Désormais c’est fini : la remontée annoncée des taux américains, couplée avec la baisse des prix des matières premières, change la donne des deux côtés.
Côté américain, on sait que le maximum du cycle approche, un maximum inférieur à 3 % de croissance, ce qui est très peu après une telle période de facilité monétaire. Et il s’agit là des prévisions que vient de publier la Banque centrale américaine ! Côté émergents, il ne s’agit pas seulement de ralentissement, sinon pire (récession en Russie et au Brésil), il s’agit aussi de baisse des réserves de change. Le cas chinois est clair, avec une baisse de 400 milliards en quelques mois, celui de l’Arabie saoudite le sera. Officiellement, c’est 30 milliards de dollars en un an.
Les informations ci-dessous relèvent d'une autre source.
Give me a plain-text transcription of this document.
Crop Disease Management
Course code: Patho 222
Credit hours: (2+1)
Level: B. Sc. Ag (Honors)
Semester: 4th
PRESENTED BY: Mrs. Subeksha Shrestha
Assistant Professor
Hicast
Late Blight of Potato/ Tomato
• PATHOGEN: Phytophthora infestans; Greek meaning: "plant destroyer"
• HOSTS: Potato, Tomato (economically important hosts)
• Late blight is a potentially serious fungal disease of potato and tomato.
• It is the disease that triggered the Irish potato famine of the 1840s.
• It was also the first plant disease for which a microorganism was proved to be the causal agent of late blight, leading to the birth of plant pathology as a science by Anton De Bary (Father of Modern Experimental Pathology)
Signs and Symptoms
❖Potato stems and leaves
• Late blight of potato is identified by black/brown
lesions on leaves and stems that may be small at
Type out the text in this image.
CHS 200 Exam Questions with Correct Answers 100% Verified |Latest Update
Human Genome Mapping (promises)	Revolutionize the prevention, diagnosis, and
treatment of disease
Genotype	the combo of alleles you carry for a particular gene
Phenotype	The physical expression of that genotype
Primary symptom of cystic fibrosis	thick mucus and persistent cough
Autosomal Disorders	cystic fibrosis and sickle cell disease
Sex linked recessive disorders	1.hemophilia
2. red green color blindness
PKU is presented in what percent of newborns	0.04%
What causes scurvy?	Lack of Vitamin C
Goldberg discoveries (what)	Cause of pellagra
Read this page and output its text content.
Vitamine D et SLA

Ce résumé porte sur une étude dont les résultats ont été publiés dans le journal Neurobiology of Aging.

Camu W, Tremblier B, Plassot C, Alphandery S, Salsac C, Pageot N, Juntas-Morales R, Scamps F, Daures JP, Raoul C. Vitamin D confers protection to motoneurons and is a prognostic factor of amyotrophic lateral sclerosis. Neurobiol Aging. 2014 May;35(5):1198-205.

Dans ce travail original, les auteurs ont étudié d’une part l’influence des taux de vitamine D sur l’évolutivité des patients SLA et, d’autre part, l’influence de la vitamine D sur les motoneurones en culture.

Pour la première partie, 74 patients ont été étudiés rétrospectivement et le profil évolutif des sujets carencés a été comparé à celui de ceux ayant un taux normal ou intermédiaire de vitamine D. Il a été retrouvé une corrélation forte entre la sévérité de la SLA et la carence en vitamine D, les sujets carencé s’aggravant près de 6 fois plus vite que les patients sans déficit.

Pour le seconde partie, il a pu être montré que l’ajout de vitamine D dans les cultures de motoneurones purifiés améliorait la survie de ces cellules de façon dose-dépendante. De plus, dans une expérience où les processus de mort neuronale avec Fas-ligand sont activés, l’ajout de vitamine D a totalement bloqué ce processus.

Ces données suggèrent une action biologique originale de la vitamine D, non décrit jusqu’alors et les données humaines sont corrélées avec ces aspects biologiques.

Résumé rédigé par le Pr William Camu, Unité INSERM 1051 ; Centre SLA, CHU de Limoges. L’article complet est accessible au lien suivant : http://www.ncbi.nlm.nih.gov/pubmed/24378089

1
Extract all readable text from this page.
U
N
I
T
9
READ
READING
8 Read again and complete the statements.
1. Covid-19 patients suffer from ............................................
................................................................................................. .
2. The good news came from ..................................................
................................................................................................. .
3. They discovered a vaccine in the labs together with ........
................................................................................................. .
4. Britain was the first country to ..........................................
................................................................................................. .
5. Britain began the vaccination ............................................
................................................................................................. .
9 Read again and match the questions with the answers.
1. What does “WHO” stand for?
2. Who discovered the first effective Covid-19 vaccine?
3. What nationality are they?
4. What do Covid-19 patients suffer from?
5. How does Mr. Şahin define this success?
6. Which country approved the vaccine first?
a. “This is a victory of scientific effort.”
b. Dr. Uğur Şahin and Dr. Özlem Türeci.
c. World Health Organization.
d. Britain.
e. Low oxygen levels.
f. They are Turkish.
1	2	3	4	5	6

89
Ceci est une autre source de montée des taux longs : il faudra bien savoir qui achète les bons du Trésor !
Alors les marchés financiers vont réagir comme toujours : non pas en regardant les valeurs absolues pour dire que les taux longs américains ont augmenté de 20 points de base, mais pour dire qu’ils viennent d’augmenter de 10 % en deux mois. La dérivée seconde a encore frappé !
Alors, comme toujours, ce qui a été comprimé par la politique de quantitative easing va être décomprimé. Ce qui a commencé avec Altice et Glencore n’est pas tant un retour de l’aversion au risque qu’un retour de son prix. Et, comme toujours, il y a eu et il y aura des excès à la hausse, comme il y a eu des excès à la baisse. La «normalité», ancienne ou nouvelle, comme on dit en Chine et maintenant aux Etats-Unis, donc partout, n’existe pas sur les marchés. Ça va secouer, même avec des taux faibles dans l’absolu. Par temps de désinflation, tout point de base compte.
Le tantrum, cette colère des marchés si longtemps crainte, au vu de ce qui s’était passé quand Ben Bernanke avait parlé en juin 2013 de réduire ses achats de bons du Trésor américain : hausse des taux en quelques minutes et baisse des bourses, est en train de se produire. Elle risque de se mondialiser. On peut toujours penser que les discours de Janet Yellen pour calmer le jeu quand elle commencera à monter ses taux, en indiquant comment elle va continuer (forward guidance), pourra atténuer le processus, mais il ne faut pas rêver : il y aura un ralentissement économique et aussi des secousses. La grande nouveauté mondiale est que cette réduction des inégalités des deux côtés, entre industrialisés et émergents, va porter sur les réserves de change. La Banque centrale européenne a pris les devants et a annoncé d’ores et déjà qu’elle prolongerait ses achats jusqu’à ce qu’inflation s’ensuive.
En fait, nous allons vers une autre configuration : moins de croissance partout, des taux moyens qui montent, une inflation qui reste faible et qui remontera peu. Ce qui se met ainsi en place, peu à peu, c’est la sortie du quantitative easing américain ; suivra la sortie anglaise. Tout ceci est expérimental, sensible, global – sans exemple historique.
Jean-Paul Betbèze, économiste, diplômé d’HEC, docteur d’Etat agrégé de sciences économiques. Il a commencé sa carrière dans l’enseignement en tant que professeur d’université, notamment à Paris II-Panthéon Assas à partir de 1987. Entré en 1986 comme directeur d’études au Centre de recherche pour l’étude et l’observation des conditions de vie (Credoc), il rejoint trois ans plus tard le Crédit Lyonnais comme directeur des études économiques et financières, puis en 1995, comme directeur de la stratégie. En 2003, il est promu conseiller du président et du directeur général de Crédit Agricole, puis directeur des études économiques et chef économiste. Il a crée sa propre structure de conseil en 2013. Membre du Cercle des économistes.